Introduction
Consul utilizes TLS to secure communication between its server and client agents. This requires each agent to possess a key pair signed by a common Certificate Authority (CA). These certificates have a limited lifespan and must be rotated periodically to maintain security and cluster functionality. This document outlines the procedures for rotating Consul TLS certificates, covering both proactive and reactive scenarios.
Expected Outcome
Successful rotation of Consul TLS certificates without significant service interruption. This includes:
- All Consul servers and clients communicating securely using TLS with the new certificates.
- Minimal to zero downtime during the rotation process.
- A clear understanding of the steps involved in both proactive and reactive certificate rotations.
Prerequisites
Before starting a certificate rotation, ensure you have the following:
- CA Access: Access to the Certificate Authority (CA) used to generate certificates.
- Consul Installation: Consul installed and configured on all agents.
- Backup: A recent backup of your Consul data and configuration is strongly recommended.
- Consul Command Knowledge: Familiarity with Consul commands (e.g., consul reload, consul tls cert create).
- Certificate Distribution Method: A method for distributing new certificates to all agents (e.g., configuration management, scripts, or manual copy).
- Understanding of Auto-Encryption (if used): If using Consul's auto-encryption, understand how it affects client certificate rotation.
Use Cases
This procedure applies to two primary use cases:
- Proactive Rotation (Valid Certificates): Certificates are still valid but nearing expiration. This rotation aims to prevent future outages.
- Reactive Rotation (Expired Certificates): Certificates have already expired, causing cluster issues. This rotation aims to restore service.
Procedure
Use Case 1: Proactive Rotation (Valid Certificates)
This procedure minimizes downtime by rotating certificates before they expire.
The Update Consul agents to securely communicate with TLS tutorial provides the necessary steps to update your existing datacenter for production ready TLS with zero-downtime.
Use Case 2: Reactive Rotation (Expired Certificates)
In this scenario the TLS certificates have already expired and the Consul cluster is in degraded state.
Consul Clients Agents
To rotate certificates for Consul server agents complete the following steps:
- Generate New Certificates: Generate new certificates for all server agents.
- Distribute New Certificates: Distribute to server nodes.
- Rolling Restart of Consul Servers: A rolling restart is necessary.

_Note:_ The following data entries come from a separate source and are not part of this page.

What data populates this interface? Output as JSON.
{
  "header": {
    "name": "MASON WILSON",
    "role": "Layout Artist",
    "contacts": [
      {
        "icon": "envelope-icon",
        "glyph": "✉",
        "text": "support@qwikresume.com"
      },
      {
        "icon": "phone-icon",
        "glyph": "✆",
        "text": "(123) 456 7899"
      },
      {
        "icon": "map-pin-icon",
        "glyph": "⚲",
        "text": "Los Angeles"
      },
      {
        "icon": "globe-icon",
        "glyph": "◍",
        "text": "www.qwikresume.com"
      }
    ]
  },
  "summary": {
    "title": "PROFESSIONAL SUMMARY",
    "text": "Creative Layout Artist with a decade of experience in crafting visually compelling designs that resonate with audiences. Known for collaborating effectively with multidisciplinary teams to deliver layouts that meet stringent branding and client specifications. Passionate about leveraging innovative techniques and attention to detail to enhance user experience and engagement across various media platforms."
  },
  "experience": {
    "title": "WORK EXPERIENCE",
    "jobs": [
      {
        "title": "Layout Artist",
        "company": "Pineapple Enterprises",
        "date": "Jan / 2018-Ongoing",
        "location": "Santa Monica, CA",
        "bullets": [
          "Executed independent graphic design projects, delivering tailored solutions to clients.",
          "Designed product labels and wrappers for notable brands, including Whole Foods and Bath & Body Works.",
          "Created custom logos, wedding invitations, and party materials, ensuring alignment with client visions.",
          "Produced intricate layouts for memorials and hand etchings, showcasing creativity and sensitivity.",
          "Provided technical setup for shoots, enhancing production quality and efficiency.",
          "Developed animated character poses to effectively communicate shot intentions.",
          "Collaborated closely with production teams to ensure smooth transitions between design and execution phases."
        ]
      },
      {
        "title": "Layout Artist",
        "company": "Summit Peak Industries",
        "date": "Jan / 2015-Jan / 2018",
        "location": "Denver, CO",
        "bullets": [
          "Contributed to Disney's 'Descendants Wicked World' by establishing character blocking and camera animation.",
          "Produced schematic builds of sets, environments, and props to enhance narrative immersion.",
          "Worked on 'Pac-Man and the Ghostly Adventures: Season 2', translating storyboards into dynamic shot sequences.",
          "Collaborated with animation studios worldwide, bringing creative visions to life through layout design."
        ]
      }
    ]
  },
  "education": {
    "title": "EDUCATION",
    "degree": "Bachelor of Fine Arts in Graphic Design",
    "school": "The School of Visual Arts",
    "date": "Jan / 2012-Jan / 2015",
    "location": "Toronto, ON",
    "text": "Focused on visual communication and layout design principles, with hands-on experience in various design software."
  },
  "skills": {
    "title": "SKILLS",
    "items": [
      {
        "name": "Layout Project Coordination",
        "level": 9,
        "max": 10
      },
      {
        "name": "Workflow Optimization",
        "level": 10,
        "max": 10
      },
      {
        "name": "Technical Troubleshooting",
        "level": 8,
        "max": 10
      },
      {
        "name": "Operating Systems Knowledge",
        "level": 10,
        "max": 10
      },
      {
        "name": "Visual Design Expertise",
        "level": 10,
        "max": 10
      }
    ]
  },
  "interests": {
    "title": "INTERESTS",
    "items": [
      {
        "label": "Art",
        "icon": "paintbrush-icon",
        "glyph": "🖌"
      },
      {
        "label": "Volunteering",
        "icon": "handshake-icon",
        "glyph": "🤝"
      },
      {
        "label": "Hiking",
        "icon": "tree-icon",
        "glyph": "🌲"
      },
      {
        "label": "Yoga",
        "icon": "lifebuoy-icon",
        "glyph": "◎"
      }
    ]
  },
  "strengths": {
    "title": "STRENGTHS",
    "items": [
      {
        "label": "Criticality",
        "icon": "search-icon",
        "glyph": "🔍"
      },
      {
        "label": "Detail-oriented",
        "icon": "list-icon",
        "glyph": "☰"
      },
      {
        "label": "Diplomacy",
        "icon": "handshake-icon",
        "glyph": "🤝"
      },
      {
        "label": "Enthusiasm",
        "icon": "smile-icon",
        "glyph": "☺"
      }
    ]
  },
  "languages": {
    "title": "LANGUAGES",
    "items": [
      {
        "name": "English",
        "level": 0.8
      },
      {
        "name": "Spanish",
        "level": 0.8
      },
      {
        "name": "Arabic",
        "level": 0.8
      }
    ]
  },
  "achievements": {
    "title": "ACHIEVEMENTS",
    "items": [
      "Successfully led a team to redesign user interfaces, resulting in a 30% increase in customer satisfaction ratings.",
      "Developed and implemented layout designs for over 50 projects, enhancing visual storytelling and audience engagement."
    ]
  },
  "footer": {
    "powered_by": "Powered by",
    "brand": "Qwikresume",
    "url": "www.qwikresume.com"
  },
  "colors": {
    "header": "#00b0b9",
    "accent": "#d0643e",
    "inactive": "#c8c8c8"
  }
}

Restart one server at a time, ensuring a quorum of servers remains online.
Consul Clients Agents
To rotate certificates for Consul client agents using the operator method complete the following steps:
- Generate New Certificates: Generate new client certificates.
- Distribute New Certificates: Distribute to client nodes.
- Restart Consul Clients: Restart all client agents.
When using the auto-encryption method, Consul automatically rotates the client certificates without operator intervention.
Recommendation
Implement certificate expiration monitoring and alerting to avoid reactive rotations. Proactive rotation is always preferred to minimize downtime and potential disruptions.